My Lords, this group of amendments would remove the Government's proposed amendments to the Bail Act 1976. The Government's amendments remove certain exceptions to the presumption that bail should be granted to a defendant. Currently, bail can be withheld if judges or magistrates believe that the defendant will commit offences on bail, not turn up for subsequent court hearings, or interfere with witnesses. The Government seek to replace that with a no real prospect of custody test to make it far more likely that low-level offenders will get bail. Of course, currently the vast majority of low-level offenders already get bail.
The Government's proposed changes are poorly thought through and could, in some cases, have the reverse effect to the one they intend. I understand that they are motivated by looking at the statistics of those who have received community sentences after they had been remanded in custody and then convicted at trial. They believe, in my view wrongly, that they will reduce costs by reducing the number of people who were originally remanded in custody.
I have come up with three practical examples which I believe will undermine the object of the Government's proposed changes and the premise on which they are based. My first example is that of a sentencing bench. A sentencing bench sits and decides to give a community sentence where a defendant has previously been remanded in custody before trial. The sentencing court will know that, if it gives a prison sentence for a low-level but imprisonable offence, it is very likely that the defendant will walk free on the day of the trial or very shortly afterwards.
However, if the sentencing bench gives a community sentence, there is an opportunity for ongoing intervention by the probation service either through a tailored programme for drug rehabilitation, unpaid work or any of a number of courses that they can make. Of course, it is true that a court will be much better informed when it is giving a sentence than when it is making a decision about bail. I believe that it is misleading-and the Government are misleading themselves when they do so-to look at the bald figures of those who have been remanded in custody and those given community sentences.

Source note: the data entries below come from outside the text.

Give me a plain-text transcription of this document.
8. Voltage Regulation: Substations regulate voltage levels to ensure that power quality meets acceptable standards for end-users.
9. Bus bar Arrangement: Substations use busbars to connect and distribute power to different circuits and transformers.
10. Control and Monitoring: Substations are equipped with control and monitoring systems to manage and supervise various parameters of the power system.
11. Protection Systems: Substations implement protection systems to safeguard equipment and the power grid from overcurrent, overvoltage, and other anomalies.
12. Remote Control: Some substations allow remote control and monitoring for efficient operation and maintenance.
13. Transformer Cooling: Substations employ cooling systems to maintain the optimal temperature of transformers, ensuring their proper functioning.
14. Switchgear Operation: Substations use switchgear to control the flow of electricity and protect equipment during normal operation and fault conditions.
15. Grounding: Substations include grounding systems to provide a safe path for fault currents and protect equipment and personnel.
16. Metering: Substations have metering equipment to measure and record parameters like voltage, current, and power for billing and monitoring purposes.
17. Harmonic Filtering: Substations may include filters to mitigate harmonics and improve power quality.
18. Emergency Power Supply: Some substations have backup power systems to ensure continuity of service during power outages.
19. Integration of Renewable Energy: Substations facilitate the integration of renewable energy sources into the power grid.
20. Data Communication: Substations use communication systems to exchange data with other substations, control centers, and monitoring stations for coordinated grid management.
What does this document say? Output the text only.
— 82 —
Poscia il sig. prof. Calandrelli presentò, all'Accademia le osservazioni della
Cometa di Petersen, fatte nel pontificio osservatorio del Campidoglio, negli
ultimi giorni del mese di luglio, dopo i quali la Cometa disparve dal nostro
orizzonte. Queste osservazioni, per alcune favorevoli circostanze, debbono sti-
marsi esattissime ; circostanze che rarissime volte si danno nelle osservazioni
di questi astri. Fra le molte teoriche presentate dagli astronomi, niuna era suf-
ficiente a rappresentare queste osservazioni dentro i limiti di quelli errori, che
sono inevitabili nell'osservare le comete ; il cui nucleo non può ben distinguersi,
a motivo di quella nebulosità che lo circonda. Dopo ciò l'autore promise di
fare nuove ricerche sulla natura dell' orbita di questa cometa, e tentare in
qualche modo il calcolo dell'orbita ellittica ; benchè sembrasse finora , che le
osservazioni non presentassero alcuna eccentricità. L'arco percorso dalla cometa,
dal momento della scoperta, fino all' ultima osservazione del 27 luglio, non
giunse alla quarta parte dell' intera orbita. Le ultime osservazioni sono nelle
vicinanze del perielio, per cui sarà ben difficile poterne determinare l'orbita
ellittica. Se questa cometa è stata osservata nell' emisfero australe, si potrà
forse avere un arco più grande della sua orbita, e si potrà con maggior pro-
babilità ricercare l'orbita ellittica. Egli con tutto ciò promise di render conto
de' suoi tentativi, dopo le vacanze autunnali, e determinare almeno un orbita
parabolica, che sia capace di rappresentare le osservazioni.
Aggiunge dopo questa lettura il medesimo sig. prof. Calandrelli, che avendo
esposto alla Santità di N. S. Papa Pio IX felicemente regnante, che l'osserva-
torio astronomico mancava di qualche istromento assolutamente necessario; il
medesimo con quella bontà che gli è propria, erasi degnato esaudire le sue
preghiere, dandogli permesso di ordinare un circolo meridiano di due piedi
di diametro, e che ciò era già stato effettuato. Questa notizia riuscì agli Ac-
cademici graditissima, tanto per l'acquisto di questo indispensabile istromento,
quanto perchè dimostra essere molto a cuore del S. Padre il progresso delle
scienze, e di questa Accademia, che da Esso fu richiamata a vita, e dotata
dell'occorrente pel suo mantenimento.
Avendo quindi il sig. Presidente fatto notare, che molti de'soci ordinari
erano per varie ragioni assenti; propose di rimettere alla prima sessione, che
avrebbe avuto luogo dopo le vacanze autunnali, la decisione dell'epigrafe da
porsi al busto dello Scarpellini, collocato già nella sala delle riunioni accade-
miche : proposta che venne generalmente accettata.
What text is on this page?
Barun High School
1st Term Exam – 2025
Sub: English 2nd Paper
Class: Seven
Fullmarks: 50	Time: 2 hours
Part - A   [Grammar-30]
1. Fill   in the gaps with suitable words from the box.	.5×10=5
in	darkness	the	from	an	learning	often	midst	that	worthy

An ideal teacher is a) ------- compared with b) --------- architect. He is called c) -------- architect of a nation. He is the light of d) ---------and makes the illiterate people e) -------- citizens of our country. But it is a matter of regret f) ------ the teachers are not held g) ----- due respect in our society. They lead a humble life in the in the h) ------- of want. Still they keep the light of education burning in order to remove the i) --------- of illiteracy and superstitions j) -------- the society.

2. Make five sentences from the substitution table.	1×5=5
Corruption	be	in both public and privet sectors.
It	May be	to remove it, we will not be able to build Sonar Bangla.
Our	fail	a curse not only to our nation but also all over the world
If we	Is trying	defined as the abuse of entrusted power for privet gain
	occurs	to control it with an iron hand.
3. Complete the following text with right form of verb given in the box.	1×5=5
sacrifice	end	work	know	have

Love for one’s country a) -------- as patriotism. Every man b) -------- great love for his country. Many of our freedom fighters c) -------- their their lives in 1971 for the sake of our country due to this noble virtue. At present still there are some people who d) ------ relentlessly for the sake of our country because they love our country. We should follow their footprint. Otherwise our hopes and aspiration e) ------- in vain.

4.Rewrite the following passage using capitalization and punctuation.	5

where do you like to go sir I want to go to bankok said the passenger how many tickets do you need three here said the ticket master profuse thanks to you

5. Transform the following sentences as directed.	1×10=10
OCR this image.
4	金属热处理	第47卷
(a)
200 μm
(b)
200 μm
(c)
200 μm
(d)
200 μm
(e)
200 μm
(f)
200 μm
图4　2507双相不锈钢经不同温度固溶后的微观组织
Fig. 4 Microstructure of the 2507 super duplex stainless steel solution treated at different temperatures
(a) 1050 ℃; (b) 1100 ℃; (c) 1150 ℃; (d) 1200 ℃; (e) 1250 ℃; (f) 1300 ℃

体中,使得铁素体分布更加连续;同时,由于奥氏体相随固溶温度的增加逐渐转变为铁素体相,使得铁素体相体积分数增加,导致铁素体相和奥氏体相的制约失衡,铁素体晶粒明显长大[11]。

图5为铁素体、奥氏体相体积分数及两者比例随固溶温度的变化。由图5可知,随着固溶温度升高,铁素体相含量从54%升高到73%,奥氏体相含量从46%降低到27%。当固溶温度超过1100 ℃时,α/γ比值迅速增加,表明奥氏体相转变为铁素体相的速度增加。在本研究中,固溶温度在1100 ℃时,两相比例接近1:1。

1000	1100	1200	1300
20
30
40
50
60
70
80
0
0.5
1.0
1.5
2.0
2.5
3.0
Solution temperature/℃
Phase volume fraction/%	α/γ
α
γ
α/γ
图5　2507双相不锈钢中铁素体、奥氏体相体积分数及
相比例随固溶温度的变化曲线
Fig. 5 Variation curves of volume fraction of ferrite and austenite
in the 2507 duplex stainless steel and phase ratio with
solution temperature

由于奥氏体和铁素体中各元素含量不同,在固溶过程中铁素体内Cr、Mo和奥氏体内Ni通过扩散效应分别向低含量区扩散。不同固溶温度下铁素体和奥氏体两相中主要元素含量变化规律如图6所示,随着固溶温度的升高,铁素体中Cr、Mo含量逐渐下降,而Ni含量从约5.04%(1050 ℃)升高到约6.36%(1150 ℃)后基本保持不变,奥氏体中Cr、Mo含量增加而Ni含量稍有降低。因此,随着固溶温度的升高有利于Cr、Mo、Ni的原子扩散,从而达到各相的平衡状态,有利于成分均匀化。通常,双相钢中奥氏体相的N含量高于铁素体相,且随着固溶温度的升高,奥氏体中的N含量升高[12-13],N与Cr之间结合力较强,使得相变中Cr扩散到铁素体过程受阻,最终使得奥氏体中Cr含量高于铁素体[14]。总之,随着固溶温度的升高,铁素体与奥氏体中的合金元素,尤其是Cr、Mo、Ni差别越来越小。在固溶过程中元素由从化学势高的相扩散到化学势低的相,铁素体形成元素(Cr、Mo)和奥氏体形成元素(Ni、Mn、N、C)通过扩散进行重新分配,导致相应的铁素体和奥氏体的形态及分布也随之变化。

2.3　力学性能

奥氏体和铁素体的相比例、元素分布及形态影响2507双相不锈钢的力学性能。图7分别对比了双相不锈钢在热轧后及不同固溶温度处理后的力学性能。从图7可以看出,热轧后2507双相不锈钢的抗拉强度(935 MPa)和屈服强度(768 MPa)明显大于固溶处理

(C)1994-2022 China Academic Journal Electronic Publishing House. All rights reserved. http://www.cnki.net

My second example is of interfering with witnesses. I acknowledge that in another place an exception has been made in the context of domestic violence. I also accept the point made by the noble Lord in Committee when he said that interfering with witnesses is an offence. However, what about this following scenario: a neighbourhood dispute in which a bailed defendant is accused of interfering with witnesses and pleads not guilty? Of course, there will need to be a trial on the matter, but in the mean time the question of bail arises again. Surely the Government cannot be saying that the court cannot take into account a previous conviction of interfering with witnesses. That absolutely undermines everything that they are saying about putting victims at the heart of the criminal justice system. I find it impossible to imagine that they really intend that very real scenario.
My third example is perhaps the most common and concerns prolific low-level offenders. As the noble Lord will know, magistrates deal with this type of offender all the time. It is the most common type of offender we deal with. Currently, most of these offenders get bail if they plead not guilty. However, if an offender knows that he is not going to get bail, he is less likely to plead guilty. On several occasions, I have had a defendant in front of me who has pleaded not guilty. We have then gone through the bail process and, for whatever reason, bail has been refused, at which point he turns around and changes his plea to guilty. In this example, this would of course increase the costs and have precisely the reverse effect to that which the Government are trying to achieve.
By definition, prolific low-level offenders know the system. They know whether they are likely to get bail or not and they will plead accordingly. They will not be that concerned about the prospect of getting another conviction on their record, but they will be concerned about the prospect of not getting bail. In this scenario, it is likely that the reverse effect will have happened. I understand that bail is an emotive issue. It is in itself interesting that the only group that is lobbying on this subject is the Magistrates' Association. So far as I know, no other lobby group has taken it up. It is actually quite easy to come up with the various scenarios that I have outlined. The more you pick at this issue, the easier it is to unravel the Government's case.
My main objection is not one of principle; it is one of the practical effects of this change in bail policy. The Bail Act 1976 has now been in place for a long time. There have been various amendments down the years, but the Act as a whole is well understood and it works reasonably well.
I have some questions for the noble Lord and I hope he will be able to answer them before I decide whether to bring this matter back at Third Reading. The first question relates to the riots in August, when the importance of magistrates' discretion to withhold bail was shown. Is the noble Lord satisfied that the courts could respond with equal robustness if the proposed changes were enacted? Secondly, it is not clear whether the no real prospect of custody test applies to the offence or the offender. Can previous Bail Act offences be taken into account and used as a reason for withholding bail? Thirdly, if the no real prospect of custody test is satisfied, it would appear that the electronic monitoring of bail conditions such as curfew would not be available as the court has to be satisfied that, without the electronic monitoring requirements, the person would not be granted bail. Is this a correct interpretation? I hope it is not. My fourth and final question is about the very beginning of the remand process. It has been a long-held practice that bail need not be given if there is insufficient information about the defendant, usually concerning their address. Is the noble Lord really saying that a court could lose this discretion in the future? I would find that very surprising.
I have asked four specific questions, although I have been sent many dozen more by the Magistrates' Association. However, in the mean time, I beg to move.